The General Directorate of Legal Affairs is the core department of MOLA and the one responsible for carrying out its legal functions, it is also divided into three Directorates:
- The Directorate of Legislation – This directorate is responsible for preparing and reviewing draft legislation.
- The Directorate of Legal Opinions – This directorate is responsible for issuing legally binding opinions relating to any issue referred to MOLA from any other governmental body.
- The Directorate of Contracts and Treaties – This directorate is responsible for reviewing government contracts and international treaties.

== Publications ==

MOLA issued the following publications:

- The Official Gazette: A weekly publication containing the legislation issued in the previous two weeks.
- Annual Law Volumes: An annual volume containing all legislation issued in the past year.
- Legal Opinion Books: Periodic books containing all the legal opinions issued by MOLA in response to queries made by other governmental bodies.

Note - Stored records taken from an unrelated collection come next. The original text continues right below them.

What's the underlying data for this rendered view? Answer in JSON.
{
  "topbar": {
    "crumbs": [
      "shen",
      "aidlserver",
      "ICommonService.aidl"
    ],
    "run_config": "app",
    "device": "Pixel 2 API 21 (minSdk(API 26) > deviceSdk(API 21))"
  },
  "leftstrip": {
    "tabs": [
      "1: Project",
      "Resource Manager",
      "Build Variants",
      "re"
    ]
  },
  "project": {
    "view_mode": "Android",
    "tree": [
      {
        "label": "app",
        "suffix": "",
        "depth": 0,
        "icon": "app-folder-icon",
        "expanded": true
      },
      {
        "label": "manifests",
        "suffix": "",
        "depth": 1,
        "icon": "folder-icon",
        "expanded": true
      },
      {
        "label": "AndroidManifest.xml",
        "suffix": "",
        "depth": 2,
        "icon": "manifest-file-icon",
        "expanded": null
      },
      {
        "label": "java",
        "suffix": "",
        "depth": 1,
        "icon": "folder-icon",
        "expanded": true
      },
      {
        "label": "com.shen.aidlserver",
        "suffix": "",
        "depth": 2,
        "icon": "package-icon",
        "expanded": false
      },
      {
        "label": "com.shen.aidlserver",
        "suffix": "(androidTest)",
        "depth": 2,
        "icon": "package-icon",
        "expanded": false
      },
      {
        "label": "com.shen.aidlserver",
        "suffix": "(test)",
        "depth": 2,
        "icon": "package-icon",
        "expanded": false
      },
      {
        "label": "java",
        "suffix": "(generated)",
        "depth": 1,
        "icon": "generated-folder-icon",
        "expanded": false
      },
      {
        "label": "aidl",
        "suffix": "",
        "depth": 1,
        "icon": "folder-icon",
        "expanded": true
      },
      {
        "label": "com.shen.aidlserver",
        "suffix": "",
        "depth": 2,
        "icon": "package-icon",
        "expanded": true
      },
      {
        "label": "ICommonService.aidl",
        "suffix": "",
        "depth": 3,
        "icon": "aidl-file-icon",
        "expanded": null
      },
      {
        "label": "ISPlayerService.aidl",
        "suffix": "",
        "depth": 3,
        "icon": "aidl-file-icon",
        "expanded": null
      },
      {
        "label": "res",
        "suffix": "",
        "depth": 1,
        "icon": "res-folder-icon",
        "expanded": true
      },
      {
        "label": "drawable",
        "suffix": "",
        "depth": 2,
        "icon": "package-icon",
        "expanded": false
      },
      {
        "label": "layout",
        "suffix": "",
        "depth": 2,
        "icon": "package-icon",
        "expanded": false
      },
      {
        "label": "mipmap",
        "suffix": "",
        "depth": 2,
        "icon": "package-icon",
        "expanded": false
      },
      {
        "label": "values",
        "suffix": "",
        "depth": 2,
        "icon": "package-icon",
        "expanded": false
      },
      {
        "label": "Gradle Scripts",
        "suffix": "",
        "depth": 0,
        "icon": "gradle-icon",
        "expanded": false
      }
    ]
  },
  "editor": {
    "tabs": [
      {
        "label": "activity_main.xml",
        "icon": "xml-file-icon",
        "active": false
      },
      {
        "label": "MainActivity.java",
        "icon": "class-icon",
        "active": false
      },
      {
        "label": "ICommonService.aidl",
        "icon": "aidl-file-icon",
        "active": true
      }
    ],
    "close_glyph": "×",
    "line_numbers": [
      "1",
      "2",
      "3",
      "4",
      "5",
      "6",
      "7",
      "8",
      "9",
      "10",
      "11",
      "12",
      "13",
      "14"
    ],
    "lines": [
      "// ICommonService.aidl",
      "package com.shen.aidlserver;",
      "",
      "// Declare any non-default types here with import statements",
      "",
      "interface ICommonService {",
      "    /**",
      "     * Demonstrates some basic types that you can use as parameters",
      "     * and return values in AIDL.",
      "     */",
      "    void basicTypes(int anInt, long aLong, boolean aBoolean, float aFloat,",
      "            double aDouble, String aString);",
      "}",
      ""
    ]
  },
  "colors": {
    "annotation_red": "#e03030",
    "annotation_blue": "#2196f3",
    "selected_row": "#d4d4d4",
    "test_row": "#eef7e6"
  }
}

Annual Law Volumes and Legal Opinion Books are available as CD applications in addition to their hard copy editions.

== Additional Responsibilities of the Minister of Legal Affairs ==
The Minister of Legal Affairs was required by law to undertake the following roles:
- Member of the Civil Service Council.
- Chairman of the Board of the Oman Charitable Organization.
- Member of the Board of Trustees of the College of Sharia Sciences.